O mundo precisa de você meu amigo. Em que pese não sermos eternos e não ser atitude própria uma ligação demasiadamente aferrada à vida, sua existência (mesmo que insistida, como propõe João Cabral) de alguma maneira corrige em parte uma ordem de torção que diariamente nos é imposta goela abaixo. É justamente numa época em que gerânios são obrigados a florescer em armários fechados (para citar uma expressão de Drummond) que um espírito livre e racional como o seu reluz coruscante em uma época de trevas.
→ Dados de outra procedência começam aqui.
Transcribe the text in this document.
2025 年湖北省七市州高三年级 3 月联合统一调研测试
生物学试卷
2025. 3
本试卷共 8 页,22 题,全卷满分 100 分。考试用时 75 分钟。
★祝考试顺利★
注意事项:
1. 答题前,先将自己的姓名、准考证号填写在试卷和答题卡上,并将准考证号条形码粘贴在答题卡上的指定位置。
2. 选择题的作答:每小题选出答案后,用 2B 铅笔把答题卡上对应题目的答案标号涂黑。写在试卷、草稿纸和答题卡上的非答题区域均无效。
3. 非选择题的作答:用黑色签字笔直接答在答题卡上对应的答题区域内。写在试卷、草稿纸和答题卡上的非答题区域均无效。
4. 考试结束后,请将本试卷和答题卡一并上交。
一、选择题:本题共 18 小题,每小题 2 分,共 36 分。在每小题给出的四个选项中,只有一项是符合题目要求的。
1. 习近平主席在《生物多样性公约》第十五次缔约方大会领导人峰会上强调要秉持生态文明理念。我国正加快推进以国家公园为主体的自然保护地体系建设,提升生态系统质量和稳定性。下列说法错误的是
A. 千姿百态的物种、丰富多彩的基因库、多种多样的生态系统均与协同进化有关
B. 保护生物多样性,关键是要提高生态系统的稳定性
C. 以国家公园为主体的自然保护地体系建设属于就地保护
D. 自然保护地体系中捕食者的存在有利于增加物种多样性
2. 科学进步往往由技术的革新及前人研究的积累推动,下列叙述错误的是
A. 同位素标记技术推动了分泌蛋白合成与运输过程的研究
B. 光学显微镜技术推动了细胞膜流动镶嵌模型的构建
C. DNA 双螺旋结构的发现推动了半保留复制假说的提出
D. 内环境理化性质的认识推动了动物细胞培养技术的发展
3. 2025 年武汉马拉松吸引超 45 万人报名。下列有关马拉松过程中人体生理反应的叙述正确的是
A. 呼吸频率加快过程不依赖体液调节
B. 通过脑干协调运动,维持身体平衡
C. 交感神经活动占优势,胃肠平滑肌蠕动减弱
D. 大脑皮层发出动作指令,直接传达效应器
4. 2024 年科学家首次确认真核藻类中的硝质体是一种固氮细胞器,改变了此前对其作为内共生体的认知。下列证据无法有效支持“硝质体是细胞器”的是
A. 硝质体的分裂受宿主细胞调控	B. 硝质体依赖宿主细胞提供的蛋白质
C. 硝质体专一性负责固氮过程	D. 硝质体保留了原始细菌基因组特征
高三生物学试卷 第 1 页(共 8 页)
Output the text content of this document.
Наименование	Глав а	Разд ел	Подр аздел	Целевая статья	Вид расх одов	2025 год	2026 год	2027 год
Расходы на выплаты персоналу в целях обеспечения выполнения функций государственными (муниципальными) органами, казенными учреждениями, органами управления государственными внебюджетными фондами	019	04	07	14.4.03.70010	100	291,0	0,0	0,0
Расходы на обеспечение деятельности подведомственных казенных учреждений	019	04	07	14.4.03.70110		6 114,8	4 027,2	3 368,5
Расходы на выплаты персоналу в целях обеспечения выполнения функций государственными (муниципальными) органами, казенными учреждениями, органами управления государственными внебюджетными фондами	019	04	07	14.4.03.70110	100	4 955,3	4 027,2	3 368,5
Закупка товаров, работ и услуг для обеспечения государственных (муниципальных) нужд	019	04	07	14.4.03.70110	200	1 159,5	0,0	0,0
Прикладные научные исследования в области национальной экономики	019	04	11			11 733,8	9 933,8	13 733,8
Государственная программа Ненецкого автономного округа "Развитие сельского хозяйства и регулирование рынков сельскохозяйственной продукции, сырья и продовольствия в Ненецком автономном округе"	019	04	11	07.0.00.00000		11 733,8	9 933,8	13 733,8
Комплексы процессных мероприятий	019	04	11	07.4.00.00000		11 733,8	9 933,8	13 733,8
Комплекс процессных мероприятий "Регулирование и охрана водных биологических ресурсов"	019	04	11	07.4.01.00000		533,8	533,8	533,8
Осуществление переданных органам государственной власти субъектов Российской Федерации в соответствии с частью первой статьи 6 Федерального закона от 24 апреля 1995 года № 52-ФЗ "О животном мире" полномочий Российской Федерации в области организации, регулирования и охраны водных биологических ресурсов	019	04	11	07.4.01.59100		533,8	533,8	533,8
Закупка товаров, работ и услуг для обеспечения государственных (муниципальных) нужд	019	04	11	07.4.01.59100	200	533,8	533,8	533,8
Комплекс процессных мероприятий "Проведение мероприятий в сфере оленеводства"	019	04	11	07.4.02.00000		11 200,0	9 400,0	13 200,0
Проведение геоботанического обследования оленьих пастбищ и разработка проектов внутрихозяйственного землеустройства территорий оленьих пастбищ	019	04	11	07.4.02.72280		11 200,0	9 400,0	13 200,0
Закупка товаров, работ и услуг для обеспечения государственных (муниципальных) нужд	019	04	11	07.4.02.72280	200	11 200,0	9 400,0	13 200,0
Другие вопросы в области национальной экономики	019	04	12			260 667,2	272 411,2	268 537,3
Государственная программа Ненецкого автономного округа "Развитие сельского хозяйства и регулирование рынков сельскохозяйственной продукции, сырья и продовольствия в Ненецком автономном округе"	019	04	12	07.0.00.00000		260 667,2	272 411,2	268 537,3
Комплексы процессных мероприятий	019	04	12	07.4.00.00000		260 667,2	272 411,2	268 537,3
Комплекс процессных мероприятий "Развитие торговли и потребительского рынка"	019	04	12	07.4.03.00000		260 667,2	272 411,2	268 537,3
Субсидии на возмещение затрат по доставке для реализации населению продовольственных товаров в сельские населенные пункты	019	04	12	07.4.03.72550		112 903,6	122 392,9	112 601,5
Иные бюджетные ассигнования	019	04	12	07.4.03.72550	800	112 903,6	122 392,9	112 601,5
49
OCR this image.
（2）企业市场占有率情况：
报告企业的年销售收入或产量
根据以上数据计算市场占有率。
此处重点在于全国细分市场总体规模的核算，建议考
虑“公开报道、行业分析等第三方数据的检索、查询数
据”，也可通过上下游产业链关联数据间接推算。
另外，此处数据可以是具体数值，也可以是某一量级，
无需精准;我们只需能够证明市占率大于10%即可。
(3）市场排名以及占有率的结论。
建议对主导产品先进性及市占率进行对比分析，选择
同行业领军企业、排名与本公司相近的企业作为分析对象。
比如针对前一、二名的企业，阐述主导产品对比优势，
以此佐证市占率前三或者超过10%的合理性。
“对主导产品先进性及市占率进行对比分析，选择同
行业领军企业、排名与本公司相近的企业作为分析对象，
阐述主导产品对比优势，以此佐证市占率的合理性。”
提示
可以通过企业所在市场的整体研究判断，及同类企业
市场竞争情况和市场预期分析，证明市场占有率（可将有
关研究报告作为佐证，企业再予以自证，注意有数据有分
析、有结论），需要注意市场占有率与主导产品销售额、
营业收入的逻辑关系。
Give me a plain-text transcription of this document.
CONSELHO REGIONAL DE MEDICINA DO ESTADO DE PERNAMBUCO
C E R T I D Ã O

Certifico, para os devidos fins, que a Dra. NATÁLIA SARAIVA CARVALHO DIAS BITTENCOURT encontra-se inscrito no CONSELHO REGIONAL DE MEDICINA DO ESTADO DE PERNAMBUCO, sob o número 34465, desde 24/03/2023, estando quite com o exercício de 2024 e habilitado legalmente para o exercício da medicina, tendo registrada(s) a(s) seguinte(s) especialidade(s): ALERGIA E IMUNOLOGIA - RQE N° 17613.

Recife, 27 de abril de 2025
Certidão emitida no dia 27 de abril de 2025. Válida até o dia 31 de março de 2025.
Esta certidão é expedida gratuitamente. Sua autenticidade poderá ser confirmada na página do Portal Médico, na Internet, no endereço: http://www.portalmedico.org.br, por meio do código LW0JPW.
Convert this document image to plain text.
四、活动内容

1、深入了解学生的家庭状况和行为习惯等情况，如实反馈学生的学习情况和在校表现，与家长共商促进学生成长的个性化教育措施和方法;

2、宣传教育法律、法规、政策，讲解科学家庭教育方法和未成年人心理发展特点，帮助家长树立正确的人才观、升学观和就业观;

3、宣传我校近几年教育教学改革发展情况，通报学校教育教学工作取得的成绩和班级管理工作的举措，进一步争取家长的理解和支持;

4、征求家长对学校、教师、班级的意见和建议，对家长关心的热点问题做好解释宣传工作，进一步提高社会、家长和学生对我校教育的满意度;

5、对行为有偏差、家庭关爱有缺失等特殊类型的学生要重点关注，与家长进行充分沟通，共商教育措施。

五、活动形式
Sua luta atual soma-se não somente às demais por você já travada, mas a todas as grandes quedas e reascensões da história. Lutando bravamente como lutas, você é, a um só tempo, Ulisses retornando a Ítaca, Calaf esperando pacientemente o fim da noite que lhe traria o amor, Papageno aceitando a amplidão dos limites de seu comércio de pássaros, Riobaldo Tatarana derrotando a bala todo o bando de Joca Ramiro e tornando-se Urutu Branco, Santiago retornando à sua casa após pescado o seu espadarte. Seu feito soma dignidade e heroísmo a um tempo sem qualidades.

Receba o abraço afetuoso de quem o ama como um familiar e quer estar próximo neste seu momento.